By Felicia Hemans (1793–1835)

  • “The river St. Mary has its source from a vast lake or marsh, which lies between Flint and Ockmulgee rivers, and occupies a space of near three hundred miles in circuit. This vast accumulation of waters, in the wet season, appears as a lake, and contains some large islands or knolls of rich high land; one of which the present generation of the Creek Indians represent to be a most blissful spot of earth. They say it is inhabited by a peculiar race of Indians, whose women are incomparably beautiful. They also tell you that this terrestrial paradise has been seen by some of their enterprising hunters, when in pursuit of game; but that in their endeavors to approach it, they were involved in perpetual labyrinths, and, like enchanted land, still as they imagined they had just gained it, it seemed to fly before them, alternately appearing and disappearing.”—Bertram’s Travels through North and South Carolina, etc.


  • SON of the stranger! wouldst thou take

    O’er yon blue hills thy lonely way,

    To reach the still and shining lake

    Along whose banks the west-winds play?

    Let no vain dreams thy heart beguile,—

    Oh, seek thou not the Fountain Isle!

    Lull but the mighty serpent king

    Midst the gray rocks, his old domain;

    Ward but the cougar’s deadly spring,—

    Thy step that lake’s green shore may gain;

    And the bright Isle, when all is passed,

    Shall vainly meet thine eye at last!

    Yes! there, with all its rainbow streams,

    Clear as within thine arrow’s flight,

    The Isle of Founts, the isle of dreams,

    Floats on the wave in golden light;

    And lovely will the shadows be

    Of groves whose fruit is not for thee!

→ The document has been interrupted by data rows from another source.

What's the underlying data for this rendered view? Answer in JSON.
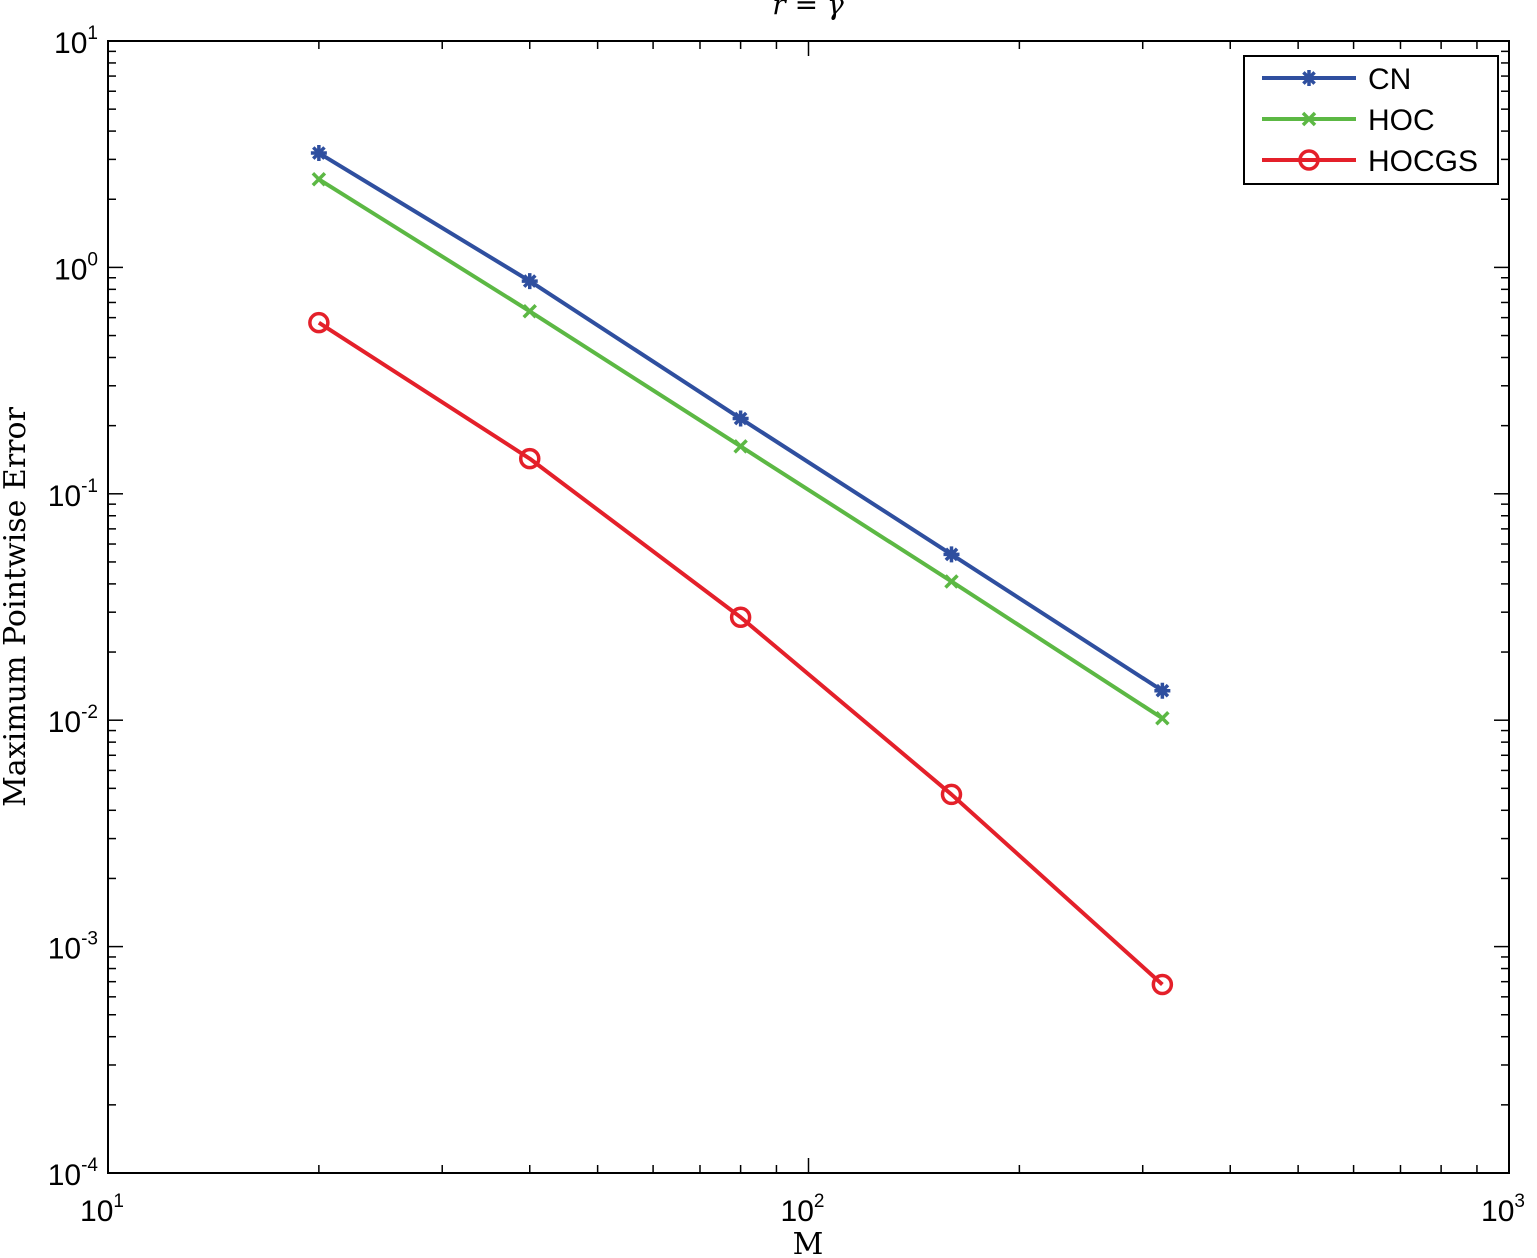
{
  "chart_data": {
    "type": "line",
    "title": "r = γ",
    "xlabel": "M",
    "ylabel": "Maximum Pointwise Error",
    "xscale": "log",
    "yscale": "log",
    "xlim": [
      10,
      1000
    ],
    "ylim": [
      0.0001,
      10
    ],
    "grid": false,
    "legend_position": "top-right",
    "x_ticks": [
      {
        "base": "10",
        "exp": "1"
      },
      {
        "base": "10",
        "exp": "2"
      },
      {
        "base": "10",
        "exp": "3"
      }
    ],
    "y_ticks": [
      {
        "base": "10",
        "exp": "-4"
      },
      {
        "base": "10",
        "exp": "-3"
      },
      {
        "base": "10",
        "exp": "-2"
      },
      {
        "base": "10",
        "exp": "-1"
      },
      {
        "base": "10",
        "exp": "0"
      },
      {
        "base": "10",
        "exp": "1"
      }
    ],
    "x": [
      20,
      40,
      80,
      160,
      320
    ],
    "series": [
      {
        "name": "CN",
        "color": "#2f4f9f",
        "marker": "asterisk",
        "values": [
          3.2,
          0.87,
          0.215,
          0.054,
          0.0135
        ]
      },
      {
        "name": "HOC",
        "color": "#5cb844",
        "marker": "x",
        "values": [
          2.45,
          0.64,
          0.162,
          0.041,
          0.0102
        ]
      },
      {
        "name": "HOCGS",
        "color": "#e4202a",
        "marker": "circle",
        "values": [
          0.57,
          0.143,
          0.0285,
          0.0047,
          0.00068
        ]
      }
    ]
  }
}
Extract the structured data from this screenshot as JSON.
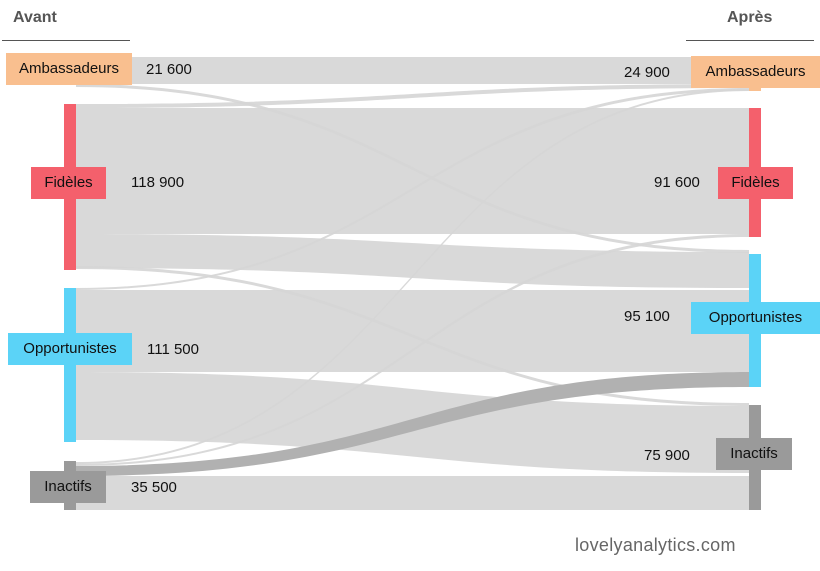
{
  "headers": {
    "left": "Avant",
    "right": "Après"
  },
  "watermark": "lovelyanalytics.com",
  "colors": {
    "Ambassadeurs": "#f9bf8f",
    "Fidèles": "#f4606c",
    "Opportunistes": "#5bd3f7",
    "Inactifs": "#9a9a9a",
    "flow": "#d6d6d6",
    "flow_inactifs_to_opportunistes": "#b1b1b1"
  },
  "nodes": {
    "left": [
      {
        "id": "ambassadeurs_avant",
        "label": "Ambassadeurs",
        "value_text": "21 600"
      },
      {
        "id": "fideles_avant",
        "label": "Fidèles",
        "value_text": "118 900"
      },
      {
        "id": "opportunistes_avant",
        "label": "Opportunistes",
        "value_text": "111 500"
      },
      {
        "id": "inactifs_avant",
        "label": "Inactifs",
        "value_text": "35 500"
      }
    ],
    "right": [
      {
        "id": "ambassadeurs_apres",
        "label": "Ambassadeurs",
        "value_text": "24 900"
      },
      {
        "id": "fideles_apres",
        "label": "Fidèles",
        "value_text": "91 600"
      },
      {
        "id": "opportunistes_apres",
        "label": "Opportunistes",
        "value_text": "95 100"
      },
      {
        "id": "inactifs_apres",
        "label": "Inactifs",
        "value_text": "75 900"
      }
    ]
  }
}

    And breathings from their sunny flowers,

    Which are not of the things that die,

    And singing voices from their bowers,

    Shall greet thee in the purple sky;

    Soft voices, e’en like those that dwell

    Far in the green reed’s hollow cell.

    Or hast thou heard the sounds that rise

    From the deep chambers of the earth?

    The wild and wondrous melodies

    To which the ancient rocks gave birth?

    Like that sweet song of hidden caves

    Shall swell those wood notes o’er the waves.

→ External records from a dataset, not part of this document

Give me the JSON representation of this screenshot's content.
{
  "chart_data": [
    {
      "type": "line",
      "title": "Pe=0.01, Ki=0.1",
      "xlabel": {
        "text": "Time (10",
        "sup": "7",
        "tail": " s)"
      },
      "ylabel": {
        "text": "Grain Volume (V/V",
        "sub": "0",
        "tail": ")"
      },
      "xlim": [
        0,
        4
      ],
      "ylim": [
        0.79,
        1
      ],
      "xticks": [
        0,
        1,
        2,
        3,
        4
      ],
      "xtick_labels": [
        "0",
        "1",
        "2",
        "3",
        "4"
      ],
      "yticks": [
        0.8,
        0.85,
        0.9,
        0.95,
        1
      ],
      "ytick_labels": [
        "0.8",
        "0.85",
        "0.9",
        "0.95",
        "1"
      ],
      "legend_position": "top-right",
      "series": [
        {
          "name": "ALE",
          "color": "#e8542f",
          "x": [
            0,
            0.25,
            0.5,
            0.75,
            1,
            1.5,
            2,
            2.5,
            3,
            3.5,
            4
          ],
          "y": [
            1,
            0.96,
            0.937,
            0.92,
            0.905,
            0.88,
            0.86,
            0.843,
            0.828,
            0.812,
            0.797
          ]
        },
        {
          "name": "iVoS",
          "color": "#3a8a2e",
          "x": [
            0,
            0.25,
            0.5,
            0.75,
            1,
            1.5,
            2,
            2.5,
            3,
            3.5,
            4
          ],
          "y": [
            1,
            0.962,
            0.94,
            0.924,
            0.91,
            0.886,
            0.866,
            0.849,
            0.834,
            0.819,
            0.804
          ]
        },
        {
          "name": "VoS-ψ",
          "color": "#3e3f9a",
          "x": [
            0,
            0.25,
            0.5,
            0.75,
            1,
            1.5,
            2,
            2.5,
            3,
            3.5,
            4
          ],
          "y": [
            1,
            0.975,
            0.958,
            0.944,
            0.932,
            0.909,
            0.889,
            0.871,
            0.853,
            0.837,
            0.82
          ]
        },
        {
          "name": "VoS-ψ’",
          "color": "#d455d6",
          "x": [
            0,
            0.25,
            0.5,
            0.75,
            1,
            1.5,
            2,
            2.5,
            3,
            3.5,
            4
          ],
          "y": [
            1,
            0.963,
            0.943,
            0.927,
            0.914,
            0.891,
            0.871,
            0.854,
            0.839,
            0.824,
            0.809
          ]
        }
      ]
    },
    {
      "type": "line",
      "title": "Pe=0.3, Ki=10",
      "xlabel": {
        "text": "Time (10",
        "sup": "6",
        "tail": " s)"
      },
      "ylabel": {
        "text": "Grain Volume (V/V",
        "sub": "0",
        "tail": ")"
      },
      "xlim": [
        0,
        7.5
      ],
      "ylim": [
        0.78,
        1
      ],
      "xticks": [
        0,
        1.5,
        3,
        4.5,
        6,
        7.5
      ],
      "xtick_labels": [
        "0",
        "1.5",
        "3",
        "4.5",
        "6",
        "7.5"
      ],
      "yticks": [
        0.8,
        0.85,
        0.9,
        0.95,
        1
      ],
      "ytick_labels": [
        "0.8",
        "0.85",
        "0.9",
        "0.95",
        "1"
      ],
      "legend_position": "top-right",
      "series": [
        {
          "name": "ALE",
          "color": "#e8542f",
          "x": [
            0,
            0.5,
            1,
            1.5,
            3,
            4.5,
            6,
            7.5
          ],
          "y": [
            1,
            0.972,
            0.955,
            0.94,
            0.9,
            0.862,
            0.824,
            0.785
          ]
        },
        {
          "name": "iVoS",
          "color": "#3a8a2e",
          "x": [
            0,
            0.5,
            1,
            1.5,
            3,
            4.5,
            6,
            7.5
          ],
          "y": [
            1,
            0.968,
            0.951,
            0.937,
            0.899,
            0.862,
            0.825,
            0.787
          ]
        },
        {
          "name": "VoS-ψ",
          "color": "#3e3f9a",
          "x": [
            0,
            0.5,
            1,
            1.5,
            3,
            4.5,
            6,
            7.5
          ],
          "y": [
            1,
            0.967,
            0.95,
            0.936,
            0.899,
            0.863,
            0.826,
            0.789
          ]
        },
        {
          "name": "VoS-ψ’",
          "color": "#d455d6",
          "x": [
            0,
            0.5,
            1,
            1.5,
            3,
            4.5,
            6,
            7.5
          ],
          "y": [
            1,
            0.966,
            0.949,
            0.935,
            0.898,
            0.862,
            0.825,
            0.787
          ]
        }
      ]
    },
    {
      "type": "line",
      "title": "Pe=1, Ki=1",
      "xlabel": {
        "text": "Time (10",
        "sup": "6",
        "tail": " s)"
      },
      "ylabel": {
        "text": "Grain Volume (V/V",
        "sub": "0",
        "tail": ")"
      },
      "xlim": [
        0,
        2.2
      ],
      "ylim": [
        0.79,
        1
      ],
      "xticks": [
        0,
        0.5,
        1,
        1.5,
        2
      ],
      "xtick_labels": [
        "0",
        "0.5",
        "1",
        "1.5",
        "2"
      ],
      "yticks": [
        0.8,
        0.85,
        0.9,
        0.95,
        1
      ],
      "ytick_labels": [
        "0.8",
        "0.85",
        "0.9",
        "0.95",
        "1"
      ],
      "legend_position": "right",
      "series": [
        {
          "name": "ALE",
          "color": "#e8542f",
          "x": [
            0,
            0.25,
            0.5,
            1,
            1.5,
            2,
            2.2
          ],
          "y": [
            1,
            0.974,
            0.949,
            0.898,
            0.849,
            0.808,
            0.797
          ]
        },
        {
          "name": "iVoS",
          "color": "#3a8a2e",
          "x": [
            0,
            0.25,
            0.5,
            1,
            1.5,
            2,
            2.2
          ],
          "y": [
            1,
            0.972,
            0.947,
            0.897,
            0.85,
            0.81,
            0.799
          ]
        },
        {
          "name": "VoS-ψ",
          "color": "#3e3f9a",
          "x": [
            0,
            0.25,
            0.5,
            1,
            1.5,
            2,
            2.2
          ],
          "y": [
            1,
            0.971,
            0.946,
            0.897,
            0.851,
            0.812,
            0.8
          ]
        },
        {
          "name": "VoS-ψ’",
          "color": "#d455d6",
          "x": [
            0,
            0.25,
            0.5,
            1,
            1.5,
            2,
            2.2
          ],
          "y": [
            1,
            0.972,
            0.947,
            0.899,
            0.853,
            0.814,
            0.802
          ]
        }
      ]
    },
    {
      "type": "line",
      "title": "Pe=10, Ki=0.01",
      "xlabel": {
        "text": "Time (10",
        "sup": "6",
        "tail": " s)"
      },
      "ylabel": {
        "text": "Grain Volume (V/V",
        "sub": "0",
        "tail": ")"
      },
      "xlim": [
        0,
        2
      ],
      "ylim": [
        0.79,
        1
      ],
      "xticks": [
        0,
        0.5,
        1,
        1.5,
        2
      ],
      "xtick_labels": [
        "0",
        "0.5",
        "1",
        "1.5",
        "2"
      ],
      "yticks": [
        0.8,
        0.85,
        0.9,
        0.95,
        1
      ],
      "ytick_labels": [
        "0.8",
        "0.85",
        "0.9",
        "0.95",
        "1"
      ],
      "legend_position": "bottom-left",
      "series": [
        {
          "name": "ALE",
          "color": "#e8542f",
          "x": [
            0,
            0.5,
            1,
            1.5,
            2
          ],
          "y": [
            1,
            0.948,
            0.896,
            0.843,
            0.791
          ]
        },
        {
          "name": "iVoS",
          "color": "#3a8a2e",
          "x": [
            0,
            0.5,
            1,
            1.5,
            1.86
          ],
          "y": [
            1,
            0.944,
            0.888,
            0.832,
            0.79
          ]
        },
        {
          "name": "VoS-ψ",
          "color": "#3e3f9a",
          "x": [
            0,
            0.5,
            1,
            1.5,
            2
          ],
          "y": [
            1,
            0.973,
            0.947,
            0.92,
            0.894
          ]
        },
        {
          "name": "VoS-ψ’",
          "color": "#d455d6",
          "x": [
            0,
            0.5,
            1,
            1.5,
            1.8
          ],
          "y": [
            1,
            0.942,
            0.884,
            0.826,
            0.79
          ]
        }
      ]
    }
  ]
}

    The emerald waves!—they take their hue

    And image from that sunbright shore;

    But wouldst thou launch thy light canoe,

    And wouldst thou ply thy rapid oar,

    Before thee, hadst thou morning’s speed,

    The dreamy land should still recede!

    Yet on the breeze thou still wouldst hear

    The music of its flowering shades,

    And ever should the sound be near

    Of founts that ripple through its glades;

    The sound, and sight, and flashing ray

    Of joyous waters in their play!

    But woe for him who sees them burst

    With their bright spray showers to the lake!

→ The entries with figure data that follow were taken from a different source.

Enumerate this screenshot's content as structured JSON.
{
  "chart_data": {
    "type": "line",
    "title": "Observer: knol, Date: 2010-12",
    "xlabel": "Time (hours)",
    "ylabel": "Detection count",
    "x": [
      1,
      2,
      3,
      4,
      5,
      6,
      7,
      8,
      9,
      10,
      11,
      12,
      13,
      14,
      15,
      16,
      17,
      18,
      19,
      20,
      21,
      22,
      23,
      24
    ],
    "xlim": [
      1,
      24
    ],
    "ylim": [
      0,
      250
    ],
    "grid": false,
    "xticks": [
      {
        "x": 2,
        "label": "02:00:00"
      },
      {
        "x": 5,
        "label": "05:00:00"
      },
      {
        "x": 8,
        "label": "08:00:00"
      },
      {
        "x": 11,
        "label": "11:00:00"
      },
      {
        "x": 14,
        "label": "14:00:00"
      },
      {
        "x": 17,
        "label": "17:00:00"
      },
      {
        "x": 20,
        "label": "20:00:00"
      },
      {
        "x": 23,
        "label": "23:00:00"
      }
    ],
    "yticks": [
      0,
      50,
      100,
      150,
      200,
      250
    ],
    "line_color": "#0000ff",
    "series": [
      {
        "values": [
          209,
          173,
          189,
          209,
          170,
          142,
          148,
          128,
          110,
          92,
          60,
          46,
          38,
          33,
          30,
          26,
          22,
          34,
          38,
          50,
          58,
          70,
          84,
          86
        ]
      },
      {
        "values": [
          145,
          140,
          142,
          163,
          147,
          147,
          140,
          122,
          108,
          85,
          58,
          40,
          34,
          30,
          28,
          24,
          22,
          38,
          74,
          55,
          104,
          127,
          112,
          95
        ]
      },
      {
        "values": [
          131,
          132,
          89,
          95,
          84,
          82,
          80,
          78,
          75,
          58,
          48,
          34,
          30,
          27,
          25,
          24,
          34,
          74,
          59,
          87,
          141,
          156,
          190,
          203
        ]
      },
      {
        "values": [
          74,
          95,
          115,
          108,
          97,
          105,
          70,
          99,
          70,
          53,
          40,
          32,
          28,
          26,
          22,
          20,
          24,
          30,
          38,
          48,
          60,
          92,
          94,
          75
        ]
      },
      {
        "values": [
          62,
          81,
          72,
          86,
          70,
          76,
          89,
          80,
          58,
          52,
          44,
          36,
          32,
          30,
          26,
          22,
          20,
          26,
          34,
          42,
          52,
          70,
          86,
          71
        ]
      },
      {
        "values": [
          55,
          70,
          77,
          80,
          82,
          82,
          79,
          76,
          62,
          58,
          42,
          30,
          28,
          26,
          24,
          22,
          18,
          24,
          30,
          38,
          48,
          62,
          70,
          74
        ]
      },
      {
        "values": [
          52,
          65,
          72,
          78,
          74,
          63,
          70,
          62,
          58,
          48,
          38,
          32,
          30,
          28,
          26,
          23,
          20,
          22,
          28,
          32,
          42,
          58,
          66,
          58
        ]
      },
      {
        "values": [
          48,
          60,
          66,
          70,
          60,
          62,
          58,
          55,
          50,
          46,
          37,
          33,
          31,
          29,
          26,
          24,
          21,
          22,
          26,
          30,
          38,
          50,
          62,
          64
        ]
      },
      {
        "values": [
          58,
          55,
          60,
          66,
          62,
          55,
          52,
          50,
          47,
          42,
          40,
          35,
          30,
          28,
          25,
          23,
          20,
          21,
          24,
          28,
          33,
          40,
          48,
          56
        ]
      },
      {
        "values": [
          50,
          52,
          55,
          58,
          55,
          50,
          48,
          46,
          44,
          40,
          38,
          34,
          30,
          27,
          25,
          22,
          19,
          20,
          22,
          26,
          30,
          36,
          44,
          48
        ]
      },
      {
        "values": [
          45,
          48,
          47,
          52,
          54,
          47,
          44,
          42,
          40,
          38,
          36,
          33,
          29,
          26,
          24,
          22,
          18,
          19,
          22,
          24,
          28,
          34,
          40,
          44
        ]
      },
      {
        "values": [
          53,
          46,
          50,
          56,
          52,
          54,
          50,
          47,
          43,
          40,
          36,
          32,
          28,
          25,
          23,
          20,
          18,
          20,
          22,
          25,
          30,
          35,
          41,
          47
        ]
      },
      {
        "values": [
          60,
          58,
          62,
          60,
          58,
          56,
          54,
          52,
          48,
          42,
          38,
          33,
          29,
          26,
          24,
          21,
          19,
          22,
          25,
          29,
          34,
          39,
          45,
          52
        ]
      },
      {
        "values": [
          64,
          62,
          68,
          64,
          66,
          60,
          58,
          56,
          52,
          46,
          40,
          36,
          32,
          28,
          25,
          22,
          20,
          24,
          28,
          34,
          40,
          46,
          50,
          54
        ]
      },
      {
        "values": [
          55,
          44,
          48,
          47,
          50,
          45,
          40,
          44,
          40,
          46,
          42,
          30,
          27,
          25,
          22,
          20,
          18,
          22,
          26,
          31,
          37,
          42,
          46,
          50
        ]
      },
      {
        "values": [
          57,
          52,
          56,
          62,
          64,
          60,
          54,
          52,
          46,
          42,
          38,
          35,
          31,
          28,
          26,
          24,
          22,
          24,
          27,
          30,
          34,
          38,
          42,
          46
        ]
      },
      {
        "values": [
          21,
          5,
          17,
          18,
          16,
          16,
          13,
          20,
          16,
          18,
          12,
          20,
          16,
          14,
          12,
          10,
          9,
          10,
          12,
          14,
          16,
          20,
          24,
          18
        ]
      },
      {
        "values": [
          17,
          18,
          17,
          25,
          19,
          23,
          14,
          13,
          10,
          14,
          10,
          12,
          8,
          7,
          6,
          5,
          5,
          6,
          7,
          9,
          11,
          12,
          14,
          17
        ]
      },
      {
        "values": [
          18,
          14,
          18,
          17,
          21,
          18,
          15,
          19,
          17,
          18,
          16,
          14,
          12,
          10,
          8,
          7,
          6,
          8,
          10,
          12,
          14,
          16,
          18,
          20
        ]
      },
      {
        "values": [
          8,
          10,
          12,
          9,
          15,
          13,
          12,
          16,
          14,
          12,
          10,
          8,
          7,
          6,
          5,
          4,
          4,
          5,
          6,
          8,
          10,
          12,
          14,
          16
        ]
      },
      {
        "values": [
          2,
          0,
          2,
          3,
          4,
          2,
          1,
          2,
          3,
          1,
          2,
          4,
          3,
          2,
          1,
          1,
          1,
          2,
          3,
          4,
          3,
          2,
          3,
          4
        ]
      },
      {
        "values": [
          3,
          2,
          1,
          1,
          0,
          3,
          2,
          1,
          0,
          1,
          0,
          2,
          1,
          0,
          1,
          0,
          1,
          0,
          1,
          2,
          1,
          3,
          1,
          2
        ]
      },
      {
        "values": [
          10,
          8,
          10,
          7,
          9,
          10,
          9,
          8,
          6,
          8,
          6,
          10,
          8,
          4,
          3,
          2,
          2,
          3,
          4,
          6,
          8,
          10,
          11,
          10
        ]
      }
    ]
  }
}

    Earth has no spring to quench the thirst

    That semblance in his soul shall wake,

    Forever pouring through his dreams

    The gush of those untasted streams!

    Bright, bright, in many a rocky urn,

    The waters of our deserts lie,

    Yet at their source his lip shall burn,

    Parched with the fever’s agony!

    From the blue mountains to the main

    Our thousand floods may roll in vain.

    E’en thus our hunters came of yore

    Back from their long and weary quest;—

    Had they not seen the untrodden shore?

    And could they midst our wilds find rest?

    The lightning of their glance was fled,

    They dwelt amongst us as the dead!

    They lay beside our glittering rills

    With visions in their darkened eye;

    Their joy was not amidst the hills

    Where elk and deer before us fly:

    Their spears upon the cedar hung,

    Their javelins to the wind were flung.

    They bent no more the forest bow,

    They armed not with the warrior band,

    The moons waned o’er them dim and slow,—

    They left us for the spirits’ land!

    Beneath our pines yon greensward heap

    Shows where the restless found their sleep.

    Son of the stranger! if at eve

    Silence be midst us in thy place,

    Yet go not where the mighty leave

    The strength of battle and of chase!

    Let no vain dreams thy heart beguile—

    Oh, seek thou not the Fountain Isle!